Although I agree his brand of zany comedy will not be everybody's cup of tea, his films (especially his early ones like this one) never fail in creasing me up.
He not only had singing and dancing ability on par with the greats, he had a distinct flair for comedy and performed it expertly not only through his lines and comic timing, but with his body and facial expressions, not to mention his rapid fire double talk and tongue twisters. A truly talented man.
Wonderman made in 1945 shows Kaye at his best in what was possibly his second or third movie appearance. In these transformation days from stage entertainer to movie star, he was able to bring his old acts from the circuits and transfer them to screen with ease, for a new and appreciative audience. Indeed one of the two characters Kaye plays in the film is a nightclub entertainer by the name of Buzzy Bellew not too far removed from the real Kaye himself.

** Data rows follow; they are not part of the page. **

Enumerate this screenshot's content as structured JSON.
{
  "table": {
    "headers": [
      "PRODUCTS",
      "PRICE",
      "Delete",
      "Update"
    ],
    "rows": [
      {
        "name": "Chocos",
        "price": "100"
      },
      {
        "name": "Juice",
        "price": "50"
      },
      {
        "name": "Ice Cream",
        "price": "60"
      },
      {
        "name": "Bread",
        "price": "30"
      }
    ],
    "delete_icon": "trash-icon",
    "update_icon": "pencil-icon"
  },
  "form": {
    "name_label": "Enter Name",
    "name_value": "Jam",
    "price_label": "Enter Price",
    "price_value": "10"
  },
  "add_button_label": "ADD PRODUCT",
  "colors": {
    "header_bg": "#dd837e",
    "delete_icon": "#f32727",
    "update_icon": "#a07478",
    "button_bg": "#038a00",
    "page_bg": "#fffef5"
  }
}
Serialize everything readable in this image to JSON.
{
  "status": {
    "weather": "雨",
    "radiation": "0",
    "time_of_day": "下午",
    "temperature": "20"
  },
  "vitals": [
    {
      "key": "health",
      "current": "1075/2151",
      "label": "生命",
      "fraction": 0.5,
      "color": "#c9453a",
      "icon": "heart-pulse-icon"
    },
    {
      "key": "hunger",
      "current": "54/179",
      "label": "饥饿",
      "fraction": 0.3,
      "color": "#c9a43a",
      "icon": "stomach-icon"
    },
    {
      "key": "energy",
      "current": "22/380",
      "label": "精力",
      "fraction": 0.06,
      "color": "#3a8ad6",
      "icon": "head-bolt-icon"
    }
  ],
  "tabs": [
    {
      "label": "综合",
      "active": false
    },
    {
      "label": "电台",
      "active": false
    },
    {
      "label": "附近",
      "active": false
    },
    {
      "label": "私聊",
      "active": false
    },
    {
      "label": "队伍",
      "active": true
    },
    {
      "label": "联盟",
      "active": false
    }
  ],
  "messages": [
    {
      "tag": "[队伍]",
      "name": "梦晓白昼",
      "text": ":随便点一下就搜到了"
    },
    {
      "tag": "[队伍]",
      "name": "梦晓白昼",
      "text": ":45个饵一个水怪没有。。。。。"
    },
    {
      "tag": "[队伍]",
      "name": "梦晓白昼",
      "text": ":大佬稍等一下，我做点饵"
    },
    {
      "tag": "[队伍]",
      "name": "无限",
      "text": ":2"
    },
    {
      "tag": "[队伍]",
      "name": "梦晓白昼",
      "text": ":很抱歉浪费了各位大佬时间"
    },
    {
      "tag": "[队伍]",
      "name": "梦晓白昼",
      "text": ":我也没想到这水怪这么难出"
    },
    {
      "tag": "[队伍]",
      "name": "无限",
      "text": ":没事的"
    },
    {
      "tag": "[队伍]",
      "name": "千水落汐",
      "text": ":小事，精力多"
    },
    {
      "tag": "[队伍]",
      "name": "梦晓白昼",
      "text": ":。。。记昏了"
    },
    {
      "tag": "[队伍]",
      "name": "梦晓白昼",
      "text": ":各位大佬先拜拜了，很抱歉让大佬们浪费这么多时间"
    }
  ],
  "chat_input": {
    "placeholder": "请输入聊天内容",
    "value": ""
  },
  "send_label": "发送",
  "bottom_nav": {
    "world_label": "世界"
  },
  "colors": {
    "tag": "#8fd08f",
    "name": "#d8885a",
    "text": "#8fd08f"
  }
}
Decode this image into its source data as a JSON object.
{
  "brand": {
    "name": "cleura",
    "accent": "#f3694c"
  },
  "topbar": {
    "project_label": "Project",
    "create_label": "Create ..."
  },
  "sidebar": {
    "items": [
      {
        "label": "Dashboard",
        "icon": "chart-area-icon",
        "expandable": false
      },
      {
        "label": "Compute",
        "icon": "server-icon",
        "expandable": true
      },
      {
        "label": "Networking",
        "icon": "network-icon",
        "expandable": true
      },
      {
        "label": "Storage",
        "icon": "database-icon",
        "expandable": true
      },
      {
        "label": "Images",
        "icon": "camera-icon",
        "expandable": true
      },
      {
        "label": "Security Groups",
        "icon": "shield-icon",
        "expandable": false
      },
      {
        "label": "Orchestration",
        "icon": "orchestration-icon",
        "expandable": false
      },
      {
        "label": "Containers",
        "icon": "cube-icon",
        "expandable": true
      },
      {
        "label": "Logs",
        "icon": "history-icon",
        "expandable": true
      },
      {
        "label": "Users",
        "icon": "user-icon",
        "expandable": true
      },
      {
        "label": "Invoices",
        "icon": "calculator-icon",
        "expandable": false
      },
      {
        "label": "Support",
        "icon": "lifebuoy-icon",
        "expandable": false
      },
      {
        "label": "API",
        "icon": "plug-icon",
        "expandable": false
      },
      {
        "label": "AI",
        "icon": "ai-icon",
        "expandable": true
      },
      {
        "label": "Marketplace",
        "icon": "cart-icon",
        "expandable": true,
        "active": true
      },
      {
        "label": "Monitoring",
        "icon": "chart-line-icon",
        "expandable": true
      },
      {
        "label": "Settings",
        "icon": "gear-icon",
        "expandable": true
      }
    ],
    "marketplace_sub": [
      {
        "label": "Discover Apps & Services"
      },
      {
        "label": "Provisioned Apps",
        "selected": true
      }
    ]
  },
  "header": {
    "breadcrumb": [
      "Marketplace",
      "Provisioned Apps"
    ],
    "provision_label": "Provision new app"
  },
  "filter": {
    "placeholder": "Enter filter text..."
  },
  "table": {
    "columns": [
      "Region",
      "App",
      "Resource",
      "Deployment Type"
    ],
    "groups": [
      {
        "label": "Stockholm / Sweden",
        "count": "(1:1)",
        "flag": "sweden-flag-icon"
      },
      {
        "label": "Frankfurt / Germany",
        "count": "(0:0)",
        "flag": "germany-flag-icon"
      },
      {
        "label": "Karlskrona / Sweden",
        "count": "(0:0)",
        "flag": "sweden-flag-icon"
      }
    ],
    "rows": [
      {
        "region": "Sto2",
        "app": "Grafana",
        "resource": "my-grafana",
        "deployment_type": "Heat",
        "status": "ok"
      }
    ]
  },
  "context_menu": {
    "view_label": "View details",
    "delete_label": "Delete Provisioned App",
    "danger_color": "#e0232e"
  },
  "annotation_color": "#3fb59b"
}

The other character Kaye plays is Bellew's egg-head brother, straight as a die and sensible to the core, thus giving Kaye ample chance to show off both sides to his versatile talents.
When Bellew is murdered by the mob for knowing a trifle more than was good for him, he returns in ghost form to rope in his gawky identical twin brother, to take his place and bring the mobster to account.
The comedy is so funny at times that you fail to realize the real tragedy of the situation, a young man with a beautiful fiancé and successful life in front of him, has been murdered and dumped rather disrespectfully in the river in Prospect Park.
But hey....Bellew seems to be so cool and glib about the whole thing, that if he doesn't care too much about it I'm damned if I will.
Great musical numbers and (for it's day) state of the art special effects compliment the great comic turns delivered by Kaye.
Two funny lines to watch out for are:- "does the acoustic nerve run down that far?" and the powerfully sung, "Frankie SINATRA" in the final opera scene. Not funny written here but put in their correct places in the film they will have you bursting with laughter.
A simple formula, but a great movie that really works.